Em seguida, a equipe usou um tipo de técnica ANOVA filogenética, chamada de Variância de Expressão e Modelo de Evolução, para examinar as mudanças na expressão gênica relacionadas ao estresse térmico que ocorreram ao longo do tempo evolutivo.

"Em colaboração com o professor Rori Rohlfs da San Francisco State University, que é co-autor deste estudo, desenvolvemos um método baseado em uma ANOVA filogenética que nos permitiu rastrear genes que já divergiram na expressão entre as espécies em resposta a qualquer estímulo dado —No nosso caso, estresse por calor ", disse Viridiana Avila-Magaña. "Esta abordagem torna-se particularmente relevante para a pesquisa de recifes de coral, dados os debates recentes sobre o potencial adaptativo de diferentes holobiontes de corais sob as ameaças das mudanças climáticas. Com esta abordagem em mente, fomos capazes de entender por que diferentes corais têm respostas fisiológicas únicas ao estresse térmico, e como a evolução da expressão do gene moldou suas diferentes suscetibilidades. "

Avila-Magaña explicou que os corais experimentaram episódios de temperaturas elevadas ao longo do tempo evolutivo e compreender como a expressão do gene evoluiu em resposta a esses eventos pode informar as respostas dos corais aos eventos de aquecimento atuais e futuros.

"Nosso objetivo com esta pesquisa foi determinar se houve inovações específicas de linhagem para o estresse térmico em corais e seus fotossimbiontes de algas, bem como se todos os membros, incluindo comunidades bacterianas, contribuem diferencialmente para a robustez do holobionte", disse ela.

Os dados de expressão gênica revelaram que os três holobiontes de coral diferiam, de fato, em suas respostas e capacidades metabólicas sob estresse de alta temperatura. A equipe também descobriu que os membros de cada holobiont tiveram respostas únicas que influenciaram a capacidade geral do holobiont de lidar com o estresse térmico.
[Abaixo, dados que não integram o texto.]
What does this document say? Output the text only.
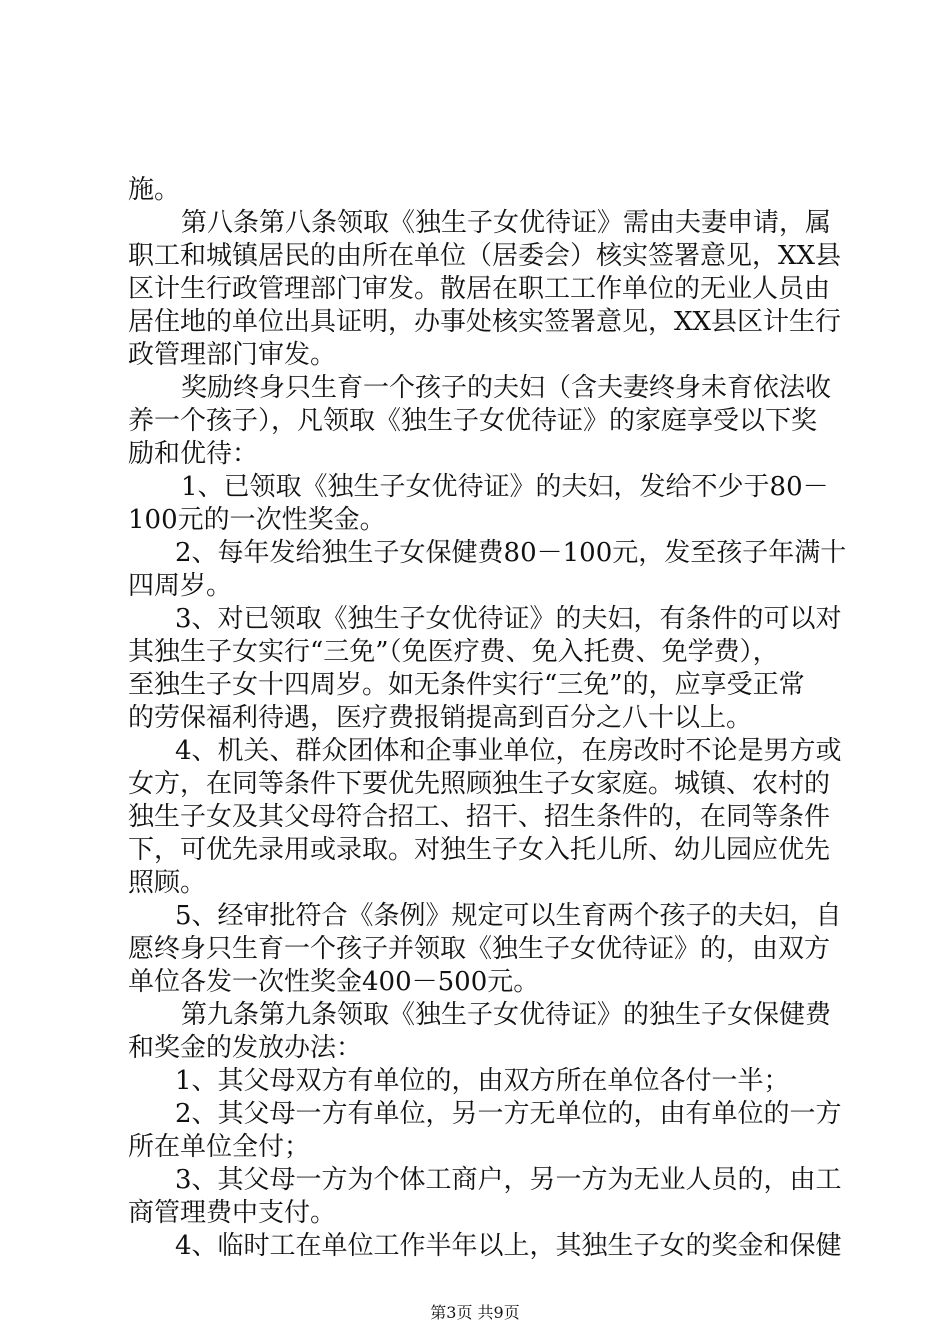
施。
第八条第八条领取《独生子女优待证》需由夫妻申请，属
职工和城镇居民的由所在单位（居委会）核实签署意见，XX县
区计生行政管理部门审发。散居在职工工作单位的无业人员由
居住地的单位出具证明，办事处核实签署意见，XX县区计生行
政管理部门审发。
奖励终身只生育一个孩子的夫妇（含夫妻终身未育依法收
养一个孩子），凡领取《独生子女优待证》的家庭享受以下奖
励和优待：
1、已领取《独生子女优待证》的夫妇，发给不少于80－
100元的一次性奖金。
2、每年发给独生子女保健费80－100元，发至孩子年满十
四周岁。
3、对已领取《独生子女优待证》的夫妇，有条件的可以对
其独生子女实行“三免”（免医疗费、免入托费、免学费），
至独生子女十四周岁。如无条件实行“三免”的，应享受正常
的劳保福利待遇，医疗费报销提高到百分之八十以上。
4、机关、群众团体和企事业单位，在房改时不论是男方或
女方，在同等条件下要优先照顾独生子女家庭。城镇、农村的
独生子女及其父母符合招工、招干、招生条件的，在同等条件
下，可优先录用或录取。对独生子女入托儿所、幼儿园应优先
照顾。
5、经审批符合《条例》规定可以生育两个孩子的夫妇，自
愿终身只生育一个孩子并领取《独生子女优待证》的，由双方
单位各发一次性奖金400－500元。
第九条第九条领取《独生子女优待证》的独生子女保健费
和奖金的发放办法：
1、其父母双方有单位的，由双方所在单位各付一半；
2、其父母一方有单位，另一方无单位的，由有单位的一方
所在单位全付；
3、其父母一方为个体工商户，另一方为无业人员的，由工
商管理费中支付。
4、临时工在单位工作半年以上，其独生子女的奖金和保健
第3页 共9页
"Nós descobrimos mais genes associados a uma resposta de estresse térmico em holobiontes de coral do que estudos anteriores, e também mostramos que mudanças na expressão desses genes surgiram ao longo do tempo evolutivo", disse Medina.

Curiosamente, os cientistas concluíram que a maior tolerância térmica observada em alguns holobiontes de coral, como o coral starlet, pode ser devido, em parte, a um maior número e diversidade de micróbios termicamente tolerantes em seus microbiomas, o que fornece redundância nas principais vias metabólicas que são protetores contra o estresse por calor.

"Descobrimos que alguns corais abrigam um microbioma estável e diverso, traduzindo-se em uma vasta gama de capacidades metabólicas que demonstramos permanecer ativas durante o desafio térmico", disse Avila-Magaña. "Por outro lado, descobrimos que espécies menos tolerantes ao calor reduziram a atividade e a diversidade bacteriana."

Medina observou que os resultados enfatizam a importância de abordagens comparativas em uma ampla gama de espécies para melhor compreender as diversas respostas dos corais ao aumento das temperaturas da superfície do mar.

Medina e Avila-Magaña disseram: "Os corais foram altamente impactados pelas mudanças climáticas e os métodos que desenvolvemos em nosso estudo representam uma excelente ferramenta para os cientistas que tentam entender o potencial adaptativo de populações e espécies."

Outros autores do artigo incluem Susana Enríquez, professora, Universidad Nacional Autónoma de México; Bishoy Kamel, professor assistente de pesquisa de biologia da University of New Mexico e do Joint Genome Institute, Michael DeSalvo, University of California Merced; Roberto Iglesias-Prieto, professor de biologia, Penn State; Kelly Gómez-Campo, estudante de graduação em biologia, Penn State; Hiroaki Kitano, professor, Systems Biology Institute Japan; e Rori Rohlfs, professor assistente de biologia da San Francisco State University.